A pesar de que cada vez comprendemos mejor cómo la vida afecta a la temperatura y la química de la Tierra, la hipótesis de Gaia todavía despierta mucha controversia. Pero ¿importa de verdad que Gaia exista o no? Yo creo que sí, pues influye en la manera de ver el lugar que ocupamos en la naturaleza. Una persona que crea en Gaia ve todo lo que hay en la Tierra como íntimamente relacionado entre sí, al igual que los órganos de un cuerpo. En un sistema así, no es posible desviar la mirada de los agentes contaminantes y olvidarlos, y toda extinción se ve como un acto de automutilación. Como resultado, una visión del mundo a través de Gaia predispone a sus partidarios a asumir una manera sostenible de vivir. En nuestro mundo moderno, sin embargo, la visión del mundo reduccionista es la que está en ascenso, y sus partidarios a menudo ven las acciones humanas como algo aislado. Y es esta visión del mundo reduccionista la que ha provocado el actual cambio climático que estamos padeciendo.

Lo cual no quiere decir que una filosofía gaiana se traduzca de manera inevitable en una buena práctica medioambiental. A menudo oigo decir a la gente que no pasará nada con el cambio climático porque «Gaia lo solucionará». Cuando Lovelock argumentaba que «debe de existir un complejo sistema de seguridad que impida que las especies exóticas fuera de la ley acaben evolucionando hasta convertirse en sindicatos desenfrenadamente criminales», parece estar de acuerdo en que eso desbarata el termostato de Gaia. Y a pesar de la destrucción de la civilización humana a través del cambio climático, se hace difícil imaginar cómo Gaia «lo solucionará». Y aunque consiguiera librarse de nosotros, nos acompañarían en nuestra extinción tantas especies que se tardaría decenas de millones de años en reparar la biodiversidad de la Tierra.

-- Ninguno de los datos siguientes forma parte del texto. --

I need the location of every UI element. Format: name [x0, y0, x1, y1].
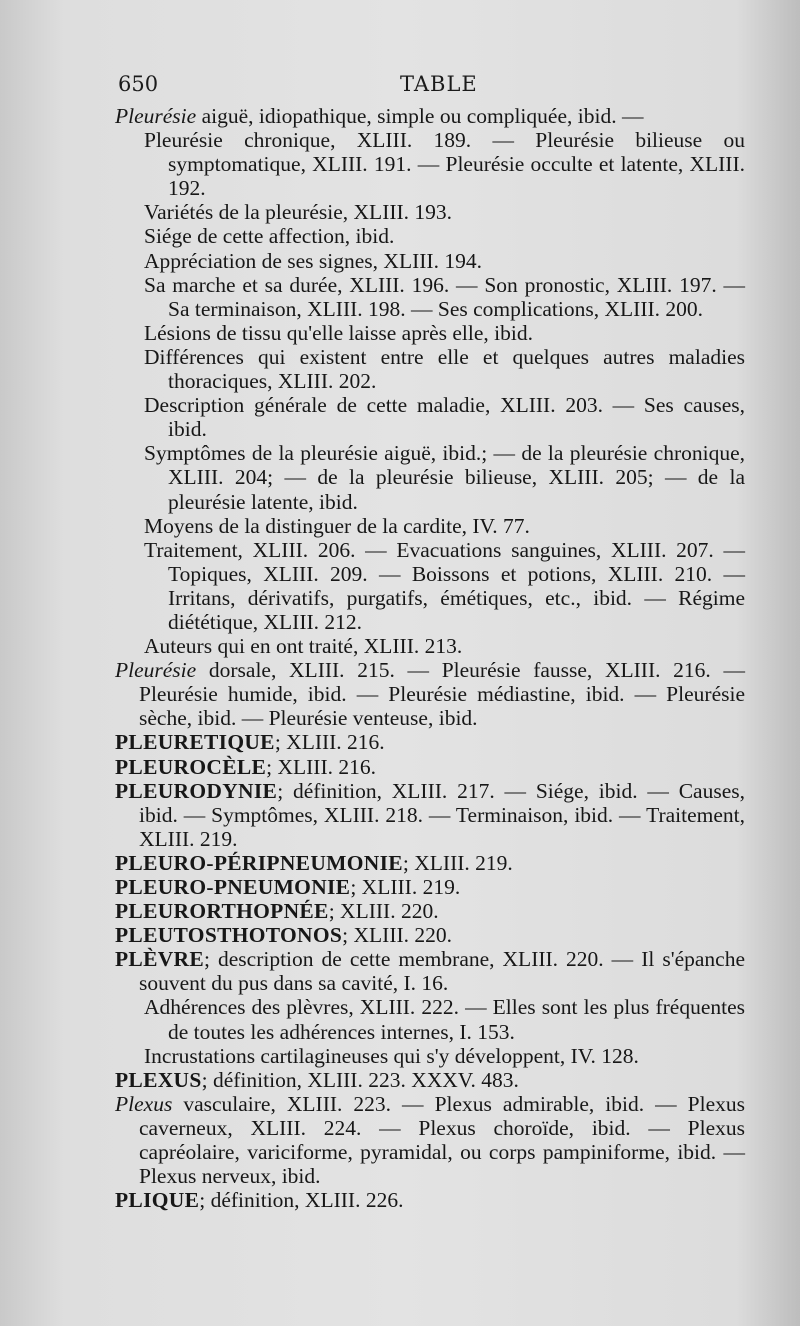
- index-entry: [115, 658, 745, 730]
- index-subentry: [115, 441, 745, 513]
- entry-headword: PLÈVRE: [115, 947, 205, 972]
- entry-headword: Pleurésie: [115, 658, 197, 683]
- entry-headword: PLIQUE: [115, 1188, 200, 1213]
- entry-text: Incrustations cartilagineuses qui s'y développent, IV. 128.: [144, 1043, 639, 1068]
- entry-text: Auteurs qui en ont traité, XLIII. 213.: [144, 634, 463, 659]
- entry-text: ; XLIII. 216.: [274, 730, 385, 755]
- index-subentry: [115, 1044, 745, 1068]
- entry-text: Symptômes de la pleurésie aiguë, ibid.; — de la pleurésie chronique, XLIII. 204; — de la pleurésie bilieuse, XLIII. 205; — de la pleurésie latente, ibid.: [144, 441, 745, 514]
- entry-headword: PLEUROCÈLE: [115, 754, 267, 779]
- index-subentry: [115, 634, 745, 658]
- index-entry: [115, 851, 745, 875]
- index-subentry: [115, 514, 745, 538]
- entry-text: ; XLIII. 219.: [402, 850, 513, 875]
- index-subentry: [115, 273, 745, 321]
- entry-headword: PLEURODYNIE: [115, 778, 278, 803]
- index-entry: [115, 104, 745, 128]
- entry-headword: PLEURO-PÉRIPNEUMONIE: [115, 850, 403, 875]
- index-subentry: [115, 393, 745, 441]
- entry-text: Lésions de tissu qu'elle laisse après elle, ibid.: [144, 320, 533, 345]
- index-subentry: [115, 200, 745, 224]
- index-entry: [115, 1068, 745, 1092]
- entry-text: ; XLIII. 220.: [342, 923, 453, 948]
- entry-text: ; XLIII. 220.: [328, 899, 439, 924]
- entry-text: ; description de cette membrane, XLIII. 220. — Il s'épanche souvent du pus dans sa cavité, I. 16.: [139, 947, 745, 996]
- entry-text: ; XLIII. 219.: [350, 875, 461, 899]
- entry-text: Différences qui existent entre elle et quelques autres maladies thoraciques, XLIII. 202.: [144, 344, 745, 394]
- index-entry: [115, 947, 745, 995]
- entry-headword: Pleurésie: [115, 104, 197, 128]
- entry-text: aiguë, idiopathique, simple ou compliquée, ibid. —: [196, 104, 644, 128]
- index-subentry: [115, 224, 745, 248]
- entry-text: Moyens de la distinguer de la cardite, IV. 77.: [144, 513, 530, 538]
- index-entry: [115, 923, 745, 947]
- entry-headword: PLEURORTHOPNÉE: [115, 899, 329, 924]
- entry-text: ; définition, XLIII. 217. — Siége, ibid. — Causes, ibid. — Symptômes, XLIII. 218. — Terminaison, ibid. — Traitement, XLIII. 219.: [139, 778, 745, 851]
- index-subentry: [115, 538, 745, 634]
- index-subentry: [115, 345, 745, 393]
- entry-text: ; définition, XLIII. 223. XXXV. 483.: [201, 1067, 519, 1092]
- entry-text: Siége de cette affection, ibid.: [144, 224, 395, 249]
- index-entry: [115, 779, 745, 851]
- index-entries: [115, 104, 745, 1212]
- page-number: 650: [118, 72, 159, 96]
- index-entry: [115, 1188, 745, 1212]
- entry-text: ; XLIII. 216.: [266, 754, 377, 779]
- entry-text: ; définition, XLIII. 226.: [199, 1188, 404, 1213]
- running-title: TABLE: [400, 72, 478, 96]
- index-entry: [115, 1092, 745, 1188]
- entry-headword: PLEXUS: [115, 1067, 202, 1092]
- entry-headword: Plexus: [115, 1091, 173, 1116]
- index-subentry: [115, 128, 745, 200]
- entry-headword: PLEURO-PNEUMONIE: [115, 875, 351, 899]
- entry-headword: PLEUTOSTHOTONOS: [115, 923, 343, 948]
- index-subentry: [115, 321, 745, 345]
- entry-text: Adhérences des plèvres, XLIII. 222. — Elles sont les plus fréquentes de toutes les adhérences internes, I. 153.: [144, 995, 745, 1044]
- index-subentry: [115, 249, 745, 273]
- entry-text: Appréciation de ses signes, XLIII. 194.: [144, 248, 482, 273]
- entry-headword: PLEURETIQUE: [115, 730, 275, 755]
- entry-text: Pleurésie chronique, XLIII. 189. — Pleurésie bilieuse ou symptomatique, XLIII. 191. — Pleurésie occulte et latente, XLIII. 192.: [144, 128, 745, 201]
- index-entry: [115, 730, 745, 754]
- entry-text: vasculaire, XLIII. 223. — Plexus admirable, ibid. — Plexus caverneux, XLIII. 224. — Plexus choroïde, ibid. — Plexus capréolaire, variciforme, pyramidal, ou corps pampiniforme, ibid. — Plexus nerveux, ibid.: [139, 1091, 745, 1189]
- entry-text: Description générale de cette maladie, XLIII. 203. — Ses causes, ibid.: [144, 393, 745, 442]
- entry-text: Traitement, XLIII. 206. — Evacuations sanguines, XLIII. 207. — Topiques, XLIII. 209. — Boissons et potions, XLIII. 210. — Irritans, dérivatifs, purgatifs, émétiques, etc., ibid. — Régime diététique, XLIII. 212.: [144, 537, 745, 634]
- index-entry: [115, 755, 745, 779]
- page-header: [118, 72, 738, 108]
- index-entry: [115, 899, 745, 923]
- index-subentry: [115, 995, 745, 1043]
- entry-text: Sa marche et sa durée, XLIII. 196. — Son pronostic, XLIII. 197. — Sa terminaison, XLIII. 198. — Ses complications, XLIII. 200.: [144, 272, 745, 321]
- entry-text: dorsale, XLIII. 215. — Pleurésie fausse, XLIII. 216. — Pleurésie humide, ibid. — Pleurésie médiastine, ibid. — Pleurésie sèche, ibid. — Pleurésie venteuse, ibid.: [139, 658, 745, 731]
- entry-text: Variétés de la pleurésie, XLIII. 193.: [144, 200, 453, 225]
- index-entry: [115, 875, 745, 899]
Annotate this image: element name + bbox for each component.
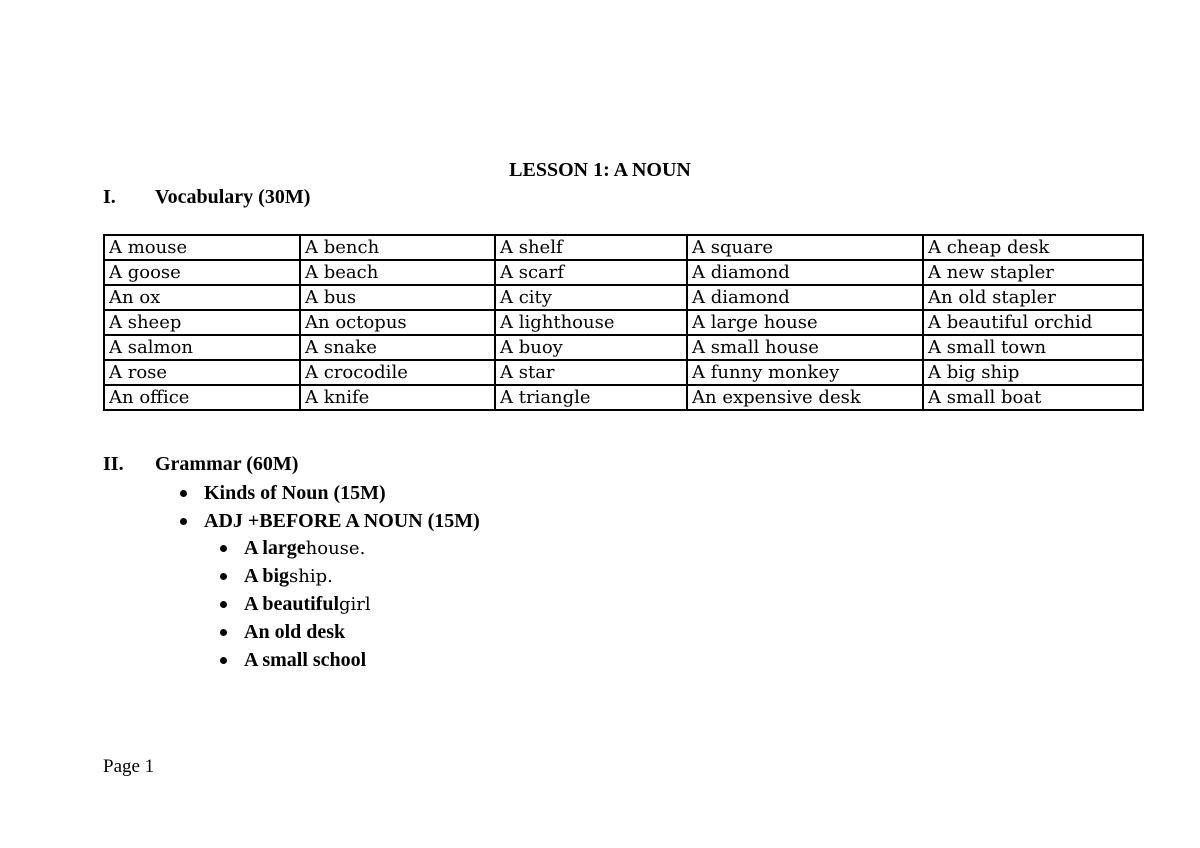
section-vocabulary-heading [103, 184, 310, 210]
table-cell: An office [104, 385, 300, 410]
example-list [220, 534, 371, 674]
example-rest-text: girl [339, 593, 371, 615]
list-item-text: Kinds of Noun (15M) [204, 481, 386, 504]
list-item [220, 646, 371, 674]
list-item [220, 590, 371, 618]
table-cell: A beautiful orchid [923, 310, 1143, 335]
example-rest-text: house. [305, 537, 366, 559]
table-cell: An octopus [300, 310, 495, 335]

El eminente biólogo John Maynard Smith dijo del debate entre los partidarios de Gaia y los reduccionistas que «sería tan estúpido ponerse a discutir cuál de las dos posturas es la correcta como debatir si el álgebra o la geometría es la manera correcta de resolver los problemas científicos. Todo depende del problema que intentes solucionar» («Gaia and Selfish Genes»). Y esta es la posición que adoptaré en este libro, pues las cuestiones que quiero abordar se avienen mejor a una concepción gaiana que a una reduccionista. Así pues, utilicemos el término Gaia como abreviatura para el sistema complejo que hace posible la vida, al tiempo que reconocemos que todo podría ser también fruto del azar.